IL PARTITO DELL’AMORE. Secondo Amadori,«l’Italia aveva trovato un modello simile alla signoria, al principato, da quanto Berlusconi ha preso il Biscione degli Sforza e l’ha piantato sul suo regno d’antenne». Un modello che prima di essere economico è cognitivo: «Con tutti i suoi errori, aveva proposto uno schema chiaro, che poteva piacere o non piacere: quello del godersi la vita, del procurarsi ricchezza. Era più di un programma politico, era un’idea dell’Italia». E in quanto tale, capace di scatenare odio estremo o grande amore. E adesso? «Quel romanzo italiano a colori non c’è più. Siamo governati da un’entità impersonale, una sorta di sistema asettico. Nulla di più lontano da quello a cui ci siamo abituati».
Effettivamente la differenza tra un governo tecnico e il «partito dell’amore» è tangibile. In mezzo, ci sono tutte le metafore e in simboli attraverso i quali Berlusconi ha conquistato, e poi perso, il consenso degli italiani. Per qualcuno si è trattato di un regime. «Invece era un reame, psicologicamente parlando, una sorta di Camelot versione Arcore. Ce lo ricordiamo Berlusconi nel 1992? Era un oggetto di amore e identificazione sceso in campo con la forza dei suoi mezzi, come Ettore e Achille, per combattere con la forza della passione. Sembrava dire: io vi amerò e combatterò per voi. Un fighter lover, che parla all’inconscio delle persone».
A LATO PER RIMETTERSI IN GIOCO. Adesso cos’è cambiato? «Politicamente si è smarcato dal ruolo del bersaglio fisso. Ha fatto un passo di lato, sbloccando una situazione in cui non aveva più margini di libertà, rimettendosi in gioco. Questo ridimensionamento di potere lo rende più vulnerabile? È presto per dirlo. Non mi aspetto un drastico mutamento di scenario. Le trame della Seconda Repubblica continueranno a manifestarsi, in altro modo». E a livello di comunicazione? «È mutato il registro. E quindi l’archetipo. Sembra dire agli italiani: mi prenderò cura di voi, continuando ad amarvi sotto un’altra forma, fra il mentore e l’allenatore. Una relazione di accudimento, che gli ridà dignità. Non è più sul trono: si pone come un uomo come tutti, ma con più esperienza». In passato Berlusconi ha segmentato fortemente il pubblico. Che fine farà tutto l’amore e tutto l’odio che ha catalizzato su di sé in questi anni? «La mia impressione è che resterà un vuoto. La sua grandezza hollywoodiana resterà un tratto unico, non penso ritroveremo investimenti emozionali così forti. E a qualcuno mancherà, sia a chi lo venera sia a chi lo detesta».

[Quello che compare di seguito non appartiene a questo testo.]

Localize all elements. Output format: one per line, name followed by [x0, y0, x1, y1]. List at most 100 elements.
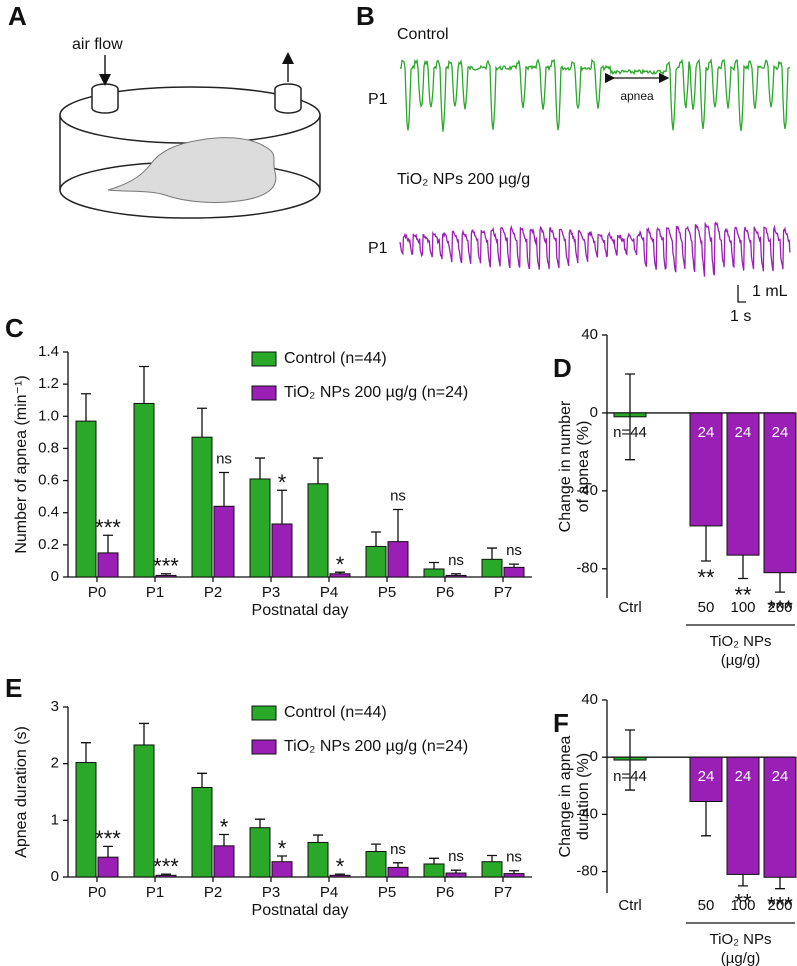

GRILLO E LE METAFORE VENTRALI. Matteo Renzi e Beppe Grillo sono entrambi degli ottimi comunicatori. Sono in grado di colmare questo vuoto? «La simpatia di Renzi, assieme alla sua capacità di apparire rassicurante, è molto berlusconiana. Il sindaco di Firenze però è aziendale, non suscita passionalità». E Grillo? «Ricorda il Cavaliere per il gusto dell’iperbole e la teatralità. Ha una certa passionalità, ma negativa. È thanatos, un processo distruttivo. Difatti usa metafore ventrali: zombie, mostri, cimiteri, riti funebri, seppellimento e così via».
In altre parole: Renzi si rivolge alla testa, Grillo alla pancia. Manca il cuore. «Berlusconi riusciva a parlare a tutti e tre. Ci abbiamo fatto l’abitudine, ci ha stregati, in positivo e in negativo. Oggi questa parte “seduttiva”, l’eros, manca del tutto. È per questo che, nonostante tutto, l’attuale narrazione politica ci appare terribilmente fredda».